With the commercial construction boom in Southern California expected to continue, it is increasingly important for builders to know and observe safety rules regarding scaffolds. Essentially, a trained, competent person must supervise workers who are completing projects while on scaffolds.

While scaffolding is inherently dangerous, it is surprising how many people do not know how easy is for workers to be seriously injured in a fall. For example, a 200 pound man falling from a height of only six feet produces 1200 pounds of force. This amount alone could cause serious injuries. For every foot higher that a worker is completing a project, the greater the likelihood that a serious injury may occur.

As such, a construction site supervisor should do the following:

Be active while on the site – The supervisor should be in the line of sight of any activity being conducted while on a scaffold. This includes the erection, alteration or dismantling of a scaffold.

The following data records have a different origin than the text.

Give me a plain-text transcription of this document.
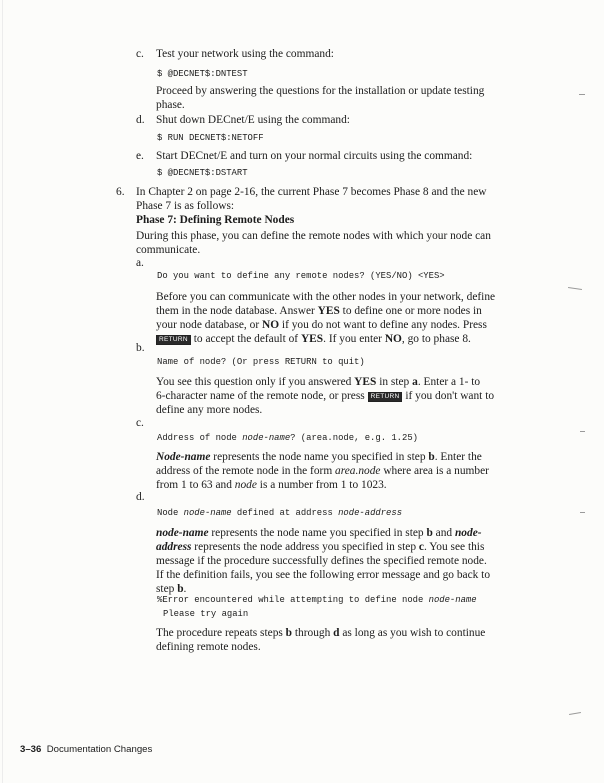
c. Test your network using the command:
$ @DECNET$:DNTEST
Proceed by answering the questions for the installation or update testing
phase.
d. Shut down DECnet/E using the command:
$ RUN DECNET$:NETOFF
e. Start DECnet/E and turn on your normal circuits using the command:
$ @DECNET$:DSTART
6. In Chapter 2 on page 2-16, the current Phase 7 becomes Phase 8 and the new
Phase 7 is as follows:
Phase 7: Defining Remote Nodes
During this phase, you can define the remote nodes with which your node can
communicate.
a.
Do you want to define any remote nodes? (YES/NO) <YES>
Before you can communicate with the other nodes in your network, define
them in the node database. Answer YES to define one or more nodes in
your node database, or NO if you do not want to define any nodes. Press
RETURN to accept the default of YES. If you enter NO, go to phase 8.
b.
Name of node? (Or press RETURN to quit)
You see this question only if you answered YES in step a. Enter a 1- to
6-character name of the remote node, or press RETURN if you don't want to
define any more nodes.
c.
Address of node node-name? (area.node, e.g. 1.25)
Node-name represents the node name you specified in step b. Enter the
address of the remote node in the form area.node where area is a number
from 1 to 63 and node is a number from 1 to 1023.
d.
Node node-name defined at address node-address
node-name represents the node name you specified in step b and node-
address represents the node address you specified in step c. You see this
message if the procedure successfully defines the specified remote node.
If the definition fails, you see the following error message and go back to
step b.
%Error encountered while attempting to define node node-name
Please try again
The procedure repeats steps b through d as long as you wish to continue
defining remote nodes.
3–36 Documentation Changes
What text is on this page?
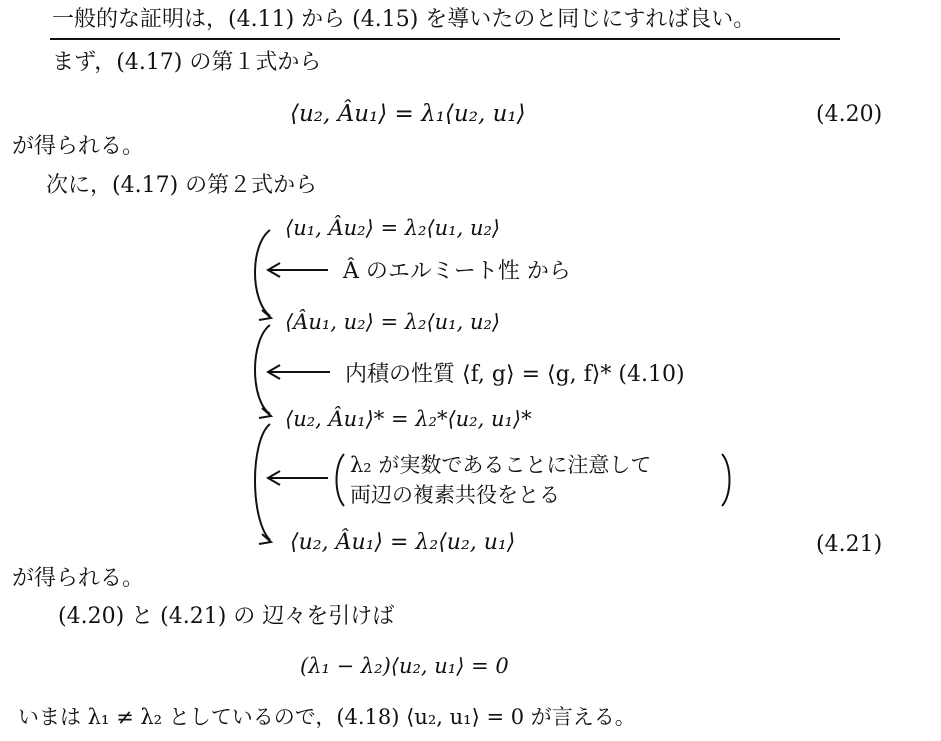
一般的な証明は，(4.11) から (4.15) を導いたのと同じにすれば良い。
まず，(4.17) の第１式から
⟨u₂, Âu₁⟩ = λ₁⟨u₂, u₁⟩	(4.20)
が得られる。
次に，(4.17) の第２式から
⟨u₁, Âu₂⟩ = λ₂⟨u₁, u₂⟩
Â のエルミート性 から
⟨Âu₁, u₂⟩ = λ₂⟨u₁, u₂⟩
内積の性質 ⟨f, g⟩ = ⟨g, f⟩* (4.10)
⟨u₂, Âu₁⟩* = λ₂*⟨u₂, u₁⟩*
λ₂ が実数であることに注意して
両辺の複素共役をとる
⟨u₂, Âu₁⟩ = λ₂⟨u₂, u₁⟩	(4.21)
が得られる。
(4.20) と (4.21) の 辺々を引けば
(λ₁ − λ₂)⟨u₂, u₁⟩ = 0
いまは λ₁ ≠ λ₂ としているので，(4.18) ⟨u₂, u₁⟩ = 0 が言える。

Complete a full inspection of the scaffolding – Before work begins, the supervisor must inspect all scaffolding to ensure that it is not wobbly, or leaning to one side. This includes inspection of fixtures that may be rusty, cracked or worn.

Ensure guardrails are properly installed – In the same vein, the all important guardrails must be properly placed. If they are not, place the scaffold out of order until the guardrails are replaced.

Use safety belts – On scaffolds that are 10 feet or higher above the ground, workers must use lanyards and safety belts.

If a supervisor ignores these guidelines, it could set the construction company up for OSHA violations.